When Vanity Fair 'finds itself' among the 'famous events' of Waterloo, 'hanging', that is, 'on to the [very] skirts of history' (p. 2I3), it declines, like Becky, to march straight ahead and narrate the battle, opting instead to circumvent it altogether: 'We do not claim to rank among the military novelists. [...] When the decks are cleared for action we go below and wait meekly' (p. 346). The novel, it seems, chooses not only the 'skirts of history' but also to skirt the historical; to put it another way, the novel's European sortie proves to be not so much a Grand Tour (such as Thackeray himself went on)2 as a grand detour. Not, of course, that this surprises the reader for by this point s/he is well used to the novel's digressions, circumlocutions, and narrative refusals. Vanity Fair has more than just one 'Roundabout Chapter' (p. 516); in fact, the whole novel, we might say, is another of Thackeray's Roundabout Papers.3 It is long, therefore, not only in a conventional linear sense but also in the sense that it often goes the long way round.

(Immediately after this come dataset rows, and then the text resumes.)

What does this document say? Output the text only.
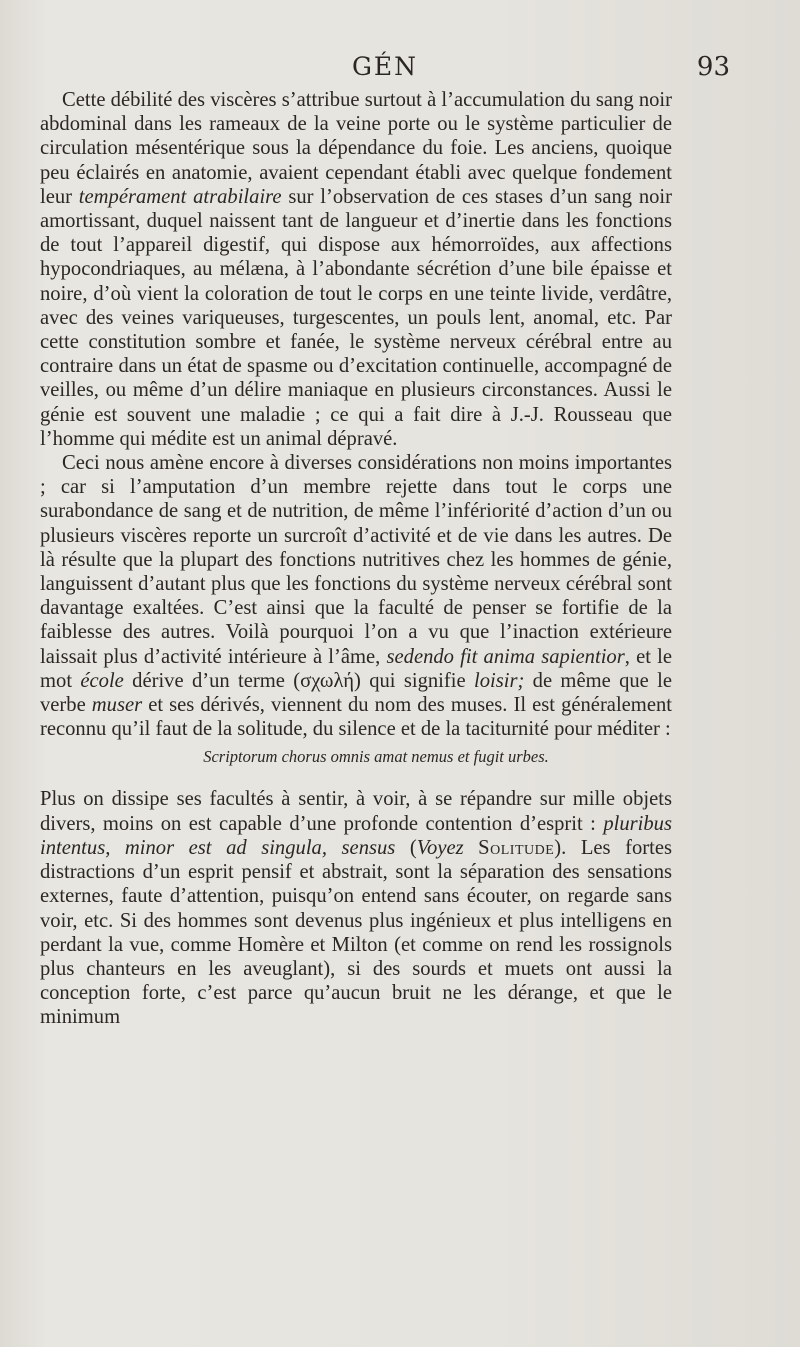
GÉN	93

Cette débilité des viscères s’attribue surtout à l’accumulation du sang noir abdominal dans les rameaux de la veine porte ou le système particulier de circulation mésentérique sous la dépendance du foie. Les anciens, quoique peu éclairés en anatomie, avaient cependant établi avec quelque fondement leur tempérament atrabilaire sur l’observation de ces stases d’un sang noir amortissant, duquel naissent tant de langueur et d’inertie dans les fonctions de tout l’appareil digestif, qui dispose aux hémorroïdes, aux affections hypocondriaques, au mélæna, à l’abondante sécrétion d’une bile épaisse et noire, d’où vient la coloration de tout le corps en une teinte livide, verdâtre, avec des veines variqueuses, turgescentes, un pouls lent, anomal, etc. Par cette constitution sombre et fanée, le système nerveux cérébral entre au contraire dans un état de spasme ou d’excitation continuelle, accompagné de veilles, ou même d’un délire maniaque en plusieurs circonstances. Aussi le génie est souvent une maladie ; ce qui a fait dire à J.-J. Rousseau que l’homme qui médite est un animal dépravé.

Ceci nous amène encore à diverses considérations non moins importantes ; car si l’amputation d’un membre rejette dans tout le corps une surabondance de sang et de nutrition, de même l’infériorité d’action d’un ou plusieurs viscères reporte un surcroît d’activité et de vie dans les autres. De là résulte que la plupart des fonctions nutritives chez les hommes de génie, languissent d’autant plus que les fonctions du système nerveux cérébral sont davantage exaltées. C’est ainsi que la faculté de penser se fortifie de la faiblesse des autres. Voilà pourquoi l’on a vu que l’inaction extérieure laissait plus d’activité intérieure à l’âme, sedendo fit anima sapientior, et le mot école dérive d’un terme (σχωλή) qui signifie loisir; de même que le verbe muser et ses dérivés, viennent du nom des muses. Il est généralement reconnu qu’il faut de la solitude, du silence et de la taciturnité pour méditer :

Scriptorum chorus omnis amat nemus et fugit urbes.

Plus on dissipe ses facultés à sentir, à voir, à se répandre sur mille objets divers, moins on est capable d’une profonde contention d’esprit : pluribus intentus, minor est ad singula, sensus (Voyez Solitude). Les fortes distractions d’un esprit pensif et abstrait, sont la séparation des sensations externes, faute d’attention, puisqu’on entend sans écouter, on regarde sans voir, etc. Si des hommes sont devenus plus ingénieux et plus intelligens en perdant la vue, comme Homère et Milton (et comme on rend les rossignols plus chanteurs en les aveuglant), si des sourds et muets ont aussi la conception forte, c’est parce qu’aucun bruit ne les dérange, et que le minimum
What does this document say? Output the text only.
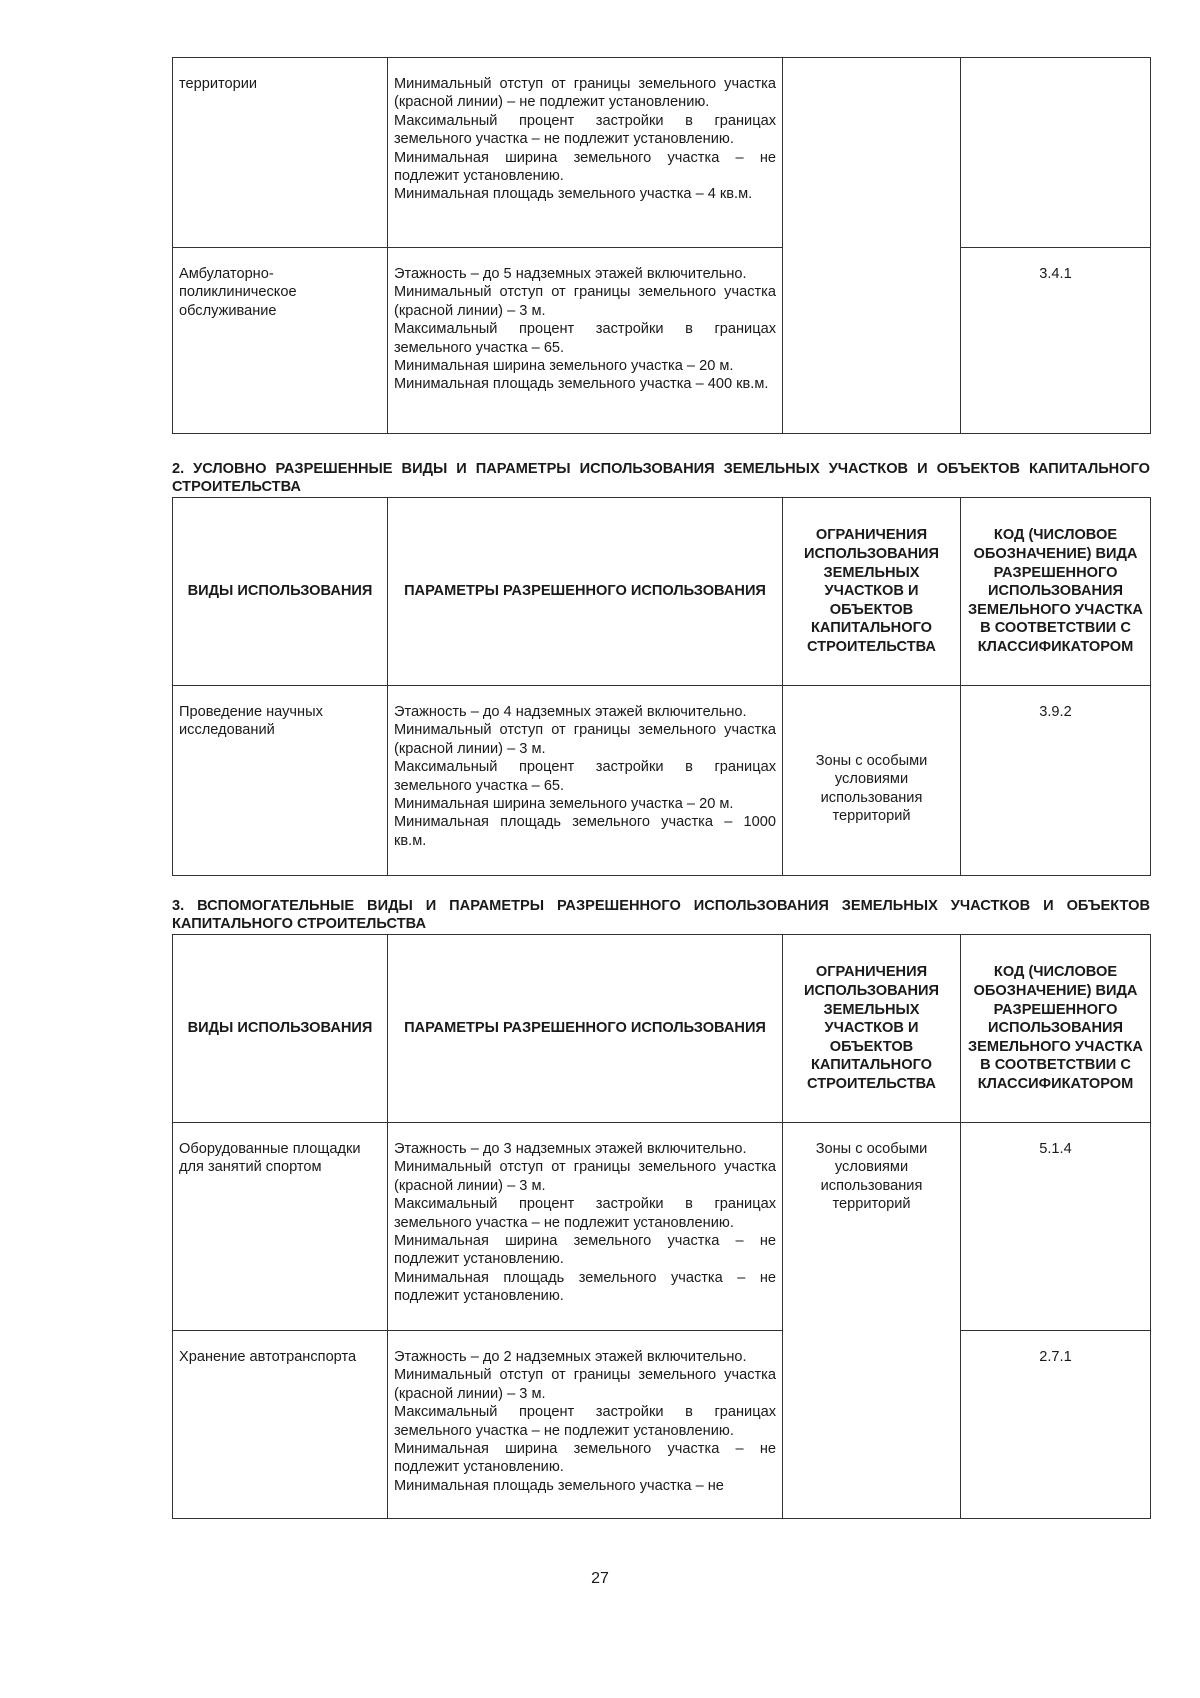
территории	Минимальный отступ от границы земельного участка (красной линии) – не подлежит установлению.
Максимальный процент застройки в границах земельного участка – не подлежит установлению.
Минимальная ширина земельного участка – не подлежит установлению.
Минимальная площадь земельного участка – 4 кв.м.		

Амбулаторно-поликлиническое обслуживание	Этажность – до 5 надземных этажей включительно.
Минимальный отступ от границы земельного участка (красной линии) – 3 м.
Максимальный процент застройки в границах земельного участка – 65.
Минимальная ширина земельного участка – 20 м.
Минимальная площадь земельного участка – 400 кв.м.		3.4.1
2. УСЛОВНО РАЗРЕШЕННЫЕ ВИДЫ И ПАРАМЕТРЫ ИСПОЛЬЗОВАНИЯ ЗЕМЕЛЬНЫХ УЧАСТКОВ И ОБЪЕКТОВ КАПИТАЛЬНОГО СТРОИТЕЛЬСТВА
ВИДЫ ИСПОЛЬЗОВАНИЯ	ПАРАМЕТРЫ РАЗРЕШЕННОГО ИСПОЛЬЗОВАНИЯ	ОГРАНИЧЕНИЯ ИСПОЛЬЗОВАНИЯ ЗЕМЕЛЬНЫХ УЧАСТКОВ И ОБЪЕКТОВ КАПИТАЛЬНОГО СТРОИТЕЛЬСТВА	КОД (ЧИСЛОВОЕ ОБОЗНАЧЕНИЕ) ВИДА РАЗРЕШЕННОГО ИСПОЛЬЗОВАНИЯ ЗЕМЕЛЬНОГО УЧАСТКА В СООТВЕТСТВИИ С КЛАССИФИКАТОРОМ
Проведение научных исследований	Этажность – до 4 надземных этажей включительно.
Минимальный отступ от границы земельного участка (красной линии) – 3 м.
Максимальный процент застройки в границах земельного участка – 65.
Минимальная ширина земельного участка – 20 м.
Минимальная площадь земельного участка – 1000 кв.м.	Зоны с особыми условиями использования территорий	3.9.2
3. ВСПОМОГАТЕЛЬНЫЕ ВИДЫ И ПАРАМЕТРЫ РАЗРЕШЕННОГО ИСПОЛЬЗОВАНИЯ ЗЕМЕЛЬНЫХ УЧАСТКОВ И ОБЪЕКТОВ КАПИТАЛЬНОГО СТРОИТЕЛЬСТВА
ВИДЫ ИСПОЛЬЗОВАНИЯ	ПАРАМЕТРЫ РАЗРЕШЕННОГО ИСПОЛЬЗОВАНИЯ	ОГРАНИЧЕНИЯ ИСПОЛЬЗОВАНИЯ ЗЕМЕЛЬНЫХ УЧАСТКОВ И ОБЪЕКТОВ КАПИТАЛЬНОГО СТРОИТЕЛЬСТВА	КОД (ЧИСЛОВОЕ ОБОЗНАЧЕНИЕ) ВИДА РАЗРЕШЕННОГО ИСПОЛЬЗОВАНИЯ ЗЕМЕЛЬНОГО УЧАСТКА В СООТВЕТСТВИИ С КЛАССИФИКАТОРОМ
Оборудованные площадки для занятий спортом	Этажность – до 3 надземных этажей включительно.
Минимальный отступ от границы земельного участка (красной линии) – 3 м.
Максимальный процент застройки в границах земельного участка – не подлежит установлению.
Минимальная ширина земельного участка – не подлежит установлению.
Минимальная площадь земельного участка – не подлежит установлению.	Зоны с особыми условиями использования территорий	5.1.4
Хранение автотранспорта	Этажность – до 2 надземных этажей включительно.
Минимальный отступ от границы земельного участка (красной линии) – 3 м.
Максимальный процент застройки в границах земельного участка – не подлежит установлению.
Минимальная ширина земельного участка – не подлежит установлению.
Минимальная площадь земельного участка – не		2.7.1
27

Despite, that is, Carlyle's declaration that 'narrative is linear', Vanity Fair disrupts what Derrida calls the 'the time [. . .] of the line or the line of time'.4 Time and again, 'we are [left] wandering' (pp. 453, 557) as this history 'go[es] backwards and forwards' (p. 293) reflecting our narrator's 'amiable object' which is simply 'to walk' with us 'through the Fair', and then to 'come home' (p. 229). As a 'novel without a hero', without a centre, there is (as at Queen's Crawley) a conspicuous absence to circumvent.